Like the larger independent mortgage banks (IMBs), the traditional providers of warehouse financing such as JPMorgan (JPM) and Flagstar (FBC) are seeing a thinning out of the competition as volumes fall and recent arrivals head for the exits. A number of large regional and foreign banks that jumped into warehouse and MSR lending last year are going to be leaving the sector in short order. And most significant, Wells Fargo (WFC) is exiting 1-4s in terms of correspondent lending and warehouse.
Another significant development in the market is the restructuring of Credit Suisse (CS) and its investment bank, including the possible shutdown or sale of the bank’s structured products group. Bloomberg reports that the group, which has been involved in a number of MSR financing transactions, has been looking for outside capital. In another transaction, Select Portfolio Servicing Inc. (SPS) has struck a deal to acquire certain assets of Texas-based Rushmore Loan Management Services LLC, reports Housing Wire.
One leading government lender has gone from $20 billion in warehouse capacity this time last year to just $6 billion today, a stark illustration of plummeting industry lending volumes. In coming months, however, the demand for advance lines for delinquent and forbearance loans is likely to grow, presenting a real danger to the industry as opposed to the false alarm in 2020. Whereas the threatened liquidity crisis in 2020 was saved by the massive liquidity from the FOMC, today the Fed is out of the market and JPM and other major banks are net sellers of 1-4 family loans and MSRs.
We expect to see many smaller IMBs with smaller servicing portfolios forced to sell and/or close their doors over the next 12-18 months. While some of the larger public companies in our surveillance group have debt yields in the teens and credit default swaps (CDS) spreads above 200bp, the fact is that mortgage companies generally pay double digit rates for equity capital. The application of a couple of turns of leverage to the business of making and servicing 1-4s can be quite lucrative and far lower risk than a bank or broker dealer.

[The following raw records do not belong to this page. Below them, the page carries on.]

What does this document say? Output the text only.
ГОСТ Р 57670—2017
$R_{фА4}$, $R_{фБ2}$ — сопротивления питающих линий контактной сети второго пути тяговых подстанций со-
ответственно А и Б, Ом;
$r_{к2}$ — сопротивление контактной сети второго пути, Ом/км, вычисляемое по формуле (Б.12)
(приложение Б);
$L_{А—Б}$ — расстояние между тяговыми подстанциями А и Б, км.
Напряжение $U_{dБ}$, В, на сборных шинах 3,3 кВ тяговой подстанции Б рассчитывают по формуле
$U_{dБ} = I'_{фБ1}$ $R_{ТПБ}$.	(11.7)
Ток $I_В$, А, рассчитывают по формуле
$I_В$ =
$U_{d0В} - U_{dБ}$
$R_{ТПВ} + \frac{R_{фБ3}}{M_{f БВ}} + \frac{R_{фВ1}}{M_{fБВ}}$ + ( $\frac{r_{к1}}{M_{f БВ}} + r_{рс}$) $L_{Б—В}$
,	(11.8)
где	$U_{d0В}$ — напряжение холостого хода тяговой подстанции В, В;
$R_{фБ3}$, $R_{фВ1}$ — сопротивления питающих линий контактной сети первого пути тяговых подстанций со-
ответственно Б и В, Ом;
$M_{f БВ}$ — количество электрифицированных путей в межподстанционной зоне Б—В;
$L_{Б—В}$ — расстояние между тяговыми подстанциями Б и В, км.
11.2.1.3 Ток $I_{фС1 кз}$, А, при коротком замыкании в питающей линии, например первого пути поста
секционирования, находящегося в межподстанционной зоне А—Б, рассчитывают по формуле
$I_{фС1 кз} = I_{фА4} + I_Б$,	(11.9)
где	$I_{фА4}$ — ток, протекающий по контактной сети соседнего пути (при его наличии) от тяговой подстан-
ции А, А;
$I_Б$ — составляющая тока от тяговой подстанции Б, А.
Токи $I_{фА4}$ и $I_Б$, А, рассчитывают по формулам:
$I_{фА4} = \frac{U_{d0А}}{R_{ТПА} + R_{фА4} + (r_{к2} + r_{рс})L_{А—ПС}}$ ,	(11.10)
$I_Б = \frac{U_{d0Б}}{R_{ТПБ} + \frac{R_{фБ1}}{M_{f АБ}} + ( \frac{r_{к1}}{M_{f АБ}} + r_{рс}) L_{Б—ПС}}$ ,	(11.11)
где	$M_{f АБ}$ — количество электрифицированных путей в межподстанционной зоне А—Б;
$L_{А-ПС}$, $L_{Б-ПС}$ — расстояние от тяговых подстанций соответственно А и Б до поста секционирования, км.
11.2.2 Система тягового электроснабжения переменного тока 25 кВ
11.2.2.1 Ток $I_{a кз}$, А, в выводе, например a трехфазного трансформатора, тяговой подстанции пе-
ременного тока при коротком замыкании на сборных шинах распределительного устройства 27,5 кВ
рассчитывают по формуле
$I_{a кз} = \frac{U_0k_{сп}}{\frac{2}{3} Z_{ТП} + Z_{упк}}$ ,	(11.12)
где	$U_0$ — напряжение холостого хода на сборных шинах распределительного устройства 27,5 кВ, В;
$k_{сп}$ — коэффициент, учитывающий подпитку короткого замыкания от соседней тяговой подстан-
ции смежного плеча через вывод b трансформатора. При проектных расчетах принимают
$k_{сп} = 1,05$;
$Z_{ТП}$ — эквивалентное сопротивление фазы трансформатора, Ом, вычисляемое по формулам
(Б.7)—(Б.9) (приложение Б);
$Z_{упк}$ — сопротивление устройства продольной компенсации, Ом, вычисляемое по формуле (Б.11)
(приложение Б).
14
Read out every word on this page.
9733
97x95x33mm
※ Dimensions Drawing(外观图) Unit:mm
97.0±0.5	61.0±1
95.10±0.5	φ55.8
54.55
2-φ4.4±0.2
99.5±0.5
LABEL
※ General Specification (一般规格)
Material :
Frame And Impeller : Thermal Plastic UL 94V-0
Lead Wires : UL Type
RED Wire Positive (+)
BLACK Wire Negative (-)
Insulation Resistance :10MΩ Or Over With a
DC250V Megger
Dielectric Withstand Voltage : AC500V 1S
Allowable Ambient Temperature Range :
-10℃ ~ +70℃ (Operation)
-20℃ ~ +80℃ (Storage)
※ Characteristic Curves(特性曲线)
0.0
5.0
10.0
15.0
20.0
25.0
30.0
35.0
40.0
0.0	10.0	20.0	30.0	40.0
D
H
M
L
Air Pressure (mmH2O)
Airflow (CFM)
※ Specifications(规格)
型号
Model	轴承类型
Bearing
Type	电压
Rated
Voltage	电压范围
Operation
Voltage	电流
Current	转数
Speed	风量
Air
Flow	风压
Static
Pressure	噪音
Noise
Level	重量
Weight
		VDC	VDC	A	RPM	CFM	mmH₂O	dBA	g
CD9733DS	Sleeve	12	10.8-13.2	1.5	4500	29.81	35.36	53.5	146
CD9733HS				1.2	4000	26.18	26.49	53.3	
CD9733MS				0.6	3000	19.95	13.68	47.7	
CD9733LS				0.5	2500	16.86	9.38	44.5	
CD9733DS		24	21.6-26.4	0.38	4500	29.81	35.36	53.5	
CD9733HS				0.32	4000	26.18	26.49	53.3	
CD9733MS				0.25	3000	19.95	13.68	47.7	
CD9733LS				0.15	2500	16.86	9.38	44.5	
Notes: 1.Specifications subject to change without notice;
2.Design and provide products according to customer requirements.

But more to the point, the IMBs that are likely to survive in the government loan market are going to be those firms that understand not only the value of the MSR in terms of periodic cash flow, but the more important optionality of the potential to refinance loans in the portfolio. Unlike investment assets that can move with a phone call, loan servicers that own MSR have the proverbial cake and get to eat it too. They control the asset but also control the optionality of a refinance event, which can represent several years’ worth of servicing income.
The firms in the government loan market that will be able to deal with a surge in loan delinquency will be those firms that will retain the support of the larger warehouse lender banks, even when running at a net operating loss. The banks will lend not because the IMBs have a certain amount of capital or because of the low credit risk of government assets. The large warehouse banks will lend because they understand that the value of the owned MSR, including the unrecognized value of the refinance option, is well in excess of fair value assigned to the MSR under GAAP and is thus the most important capital asset owned by an IMB.